Kendimizi evrensel İslami hareketin bir parçası kabul etmekle beraber, var olan hiçbir yapının, cemaatin, örgütün, devletin uzantısı değiliz. Bu anlamda bağımsız ama tüm Müslümanlarla da ilgili olduğumuzu ifade etmek gerekir. Evrensel İslam kardeşliğine, ümmet sorunlarına duyarlılık gösterirken, kendi reel gerçekliğimizden kopmamamız gerektiğine inanıyoruz.

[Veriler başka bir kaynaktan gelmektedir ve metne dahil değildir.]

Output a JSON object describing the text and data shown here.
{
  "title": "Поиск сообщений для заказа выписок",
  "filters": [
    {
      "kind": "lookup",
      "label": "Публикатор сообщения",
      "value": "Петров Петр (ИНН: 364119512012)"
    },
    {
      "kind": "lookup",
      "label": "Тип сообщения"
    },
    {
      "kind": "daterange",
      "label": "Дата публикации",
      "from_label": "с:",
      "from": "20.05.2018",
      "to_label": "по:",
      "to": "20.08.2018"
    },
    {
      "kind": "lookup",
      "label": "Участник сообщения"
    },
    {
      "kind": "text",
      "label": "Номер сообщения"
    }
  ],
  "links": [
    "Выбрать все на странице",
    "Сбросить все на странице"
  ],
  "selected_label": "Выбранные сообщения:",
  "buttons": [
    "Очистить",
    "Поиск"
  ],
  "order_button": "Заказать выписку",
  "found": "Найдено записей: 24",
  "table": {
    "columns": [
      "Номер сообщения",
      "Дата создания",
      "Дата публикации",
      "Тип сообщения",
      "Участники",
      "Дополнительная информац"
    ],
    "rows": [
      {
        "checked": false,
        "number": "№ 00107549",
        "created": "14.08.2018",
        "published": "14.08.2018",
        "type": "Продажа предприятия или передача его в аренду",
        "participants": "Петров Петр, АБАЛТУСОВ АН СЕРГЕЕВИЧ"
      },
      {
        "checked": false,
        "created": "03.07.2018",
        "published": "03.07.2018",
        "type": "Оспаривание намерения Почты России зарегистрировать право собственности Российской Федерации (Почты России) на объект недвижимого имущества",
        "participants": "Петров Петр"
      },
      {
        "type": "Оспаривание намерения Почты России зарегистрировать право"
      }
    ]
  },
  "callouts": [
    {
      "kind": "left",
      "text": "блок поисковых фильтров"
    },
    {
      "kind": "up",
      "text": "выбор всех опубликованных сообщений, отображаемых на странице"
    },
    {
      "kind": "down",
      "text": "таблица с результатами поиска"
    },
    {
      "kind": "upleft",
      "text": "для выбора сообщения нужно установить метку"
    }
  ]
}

Bu bağlamda yerellikle evrenselliği harmanlayarak kendi şartlarımıza uyarlayıp, özgün bir çalışma tarzı ortay koymaya çalışmalıyız.

Yine bu bağlamda İslam’ın en geniş ve genel çerçevesi içinde kalan mezhep, grup, cemaat, tarikat gibi dini ve sivil oluşumları kardeşlik perspektifi ile değerlendirir, ümmetin vahdetini hedefleriz. Ümmet içi çatışmaları, kavgaları tasvip etmemiz mümkün değildir… Ümmet İslam dairesi içinde farklılıklarını ilmi seviyeli ve hikmetli bir dille tartışabilmeli ve çözüm arayışlarına gidebilmelidir. İhtilaflarda birbirini mazur, müştereklerde ise birbirine destek olma prensibini hayata geçirmelidir. Müslümanlar arası anlayış, tahammül ve ikna yolunu seçmek, itidal ve istikamet üzere kuşatıcı bir duruşu gerçekleştirmek bize düşen bir sorumluluktur.

Bunu sürdürebilmek için şu başlıklara özellikle önem vermeliyiz: insicam, itidal, intizam, istişare, istikamet, istikrar ve ihlas…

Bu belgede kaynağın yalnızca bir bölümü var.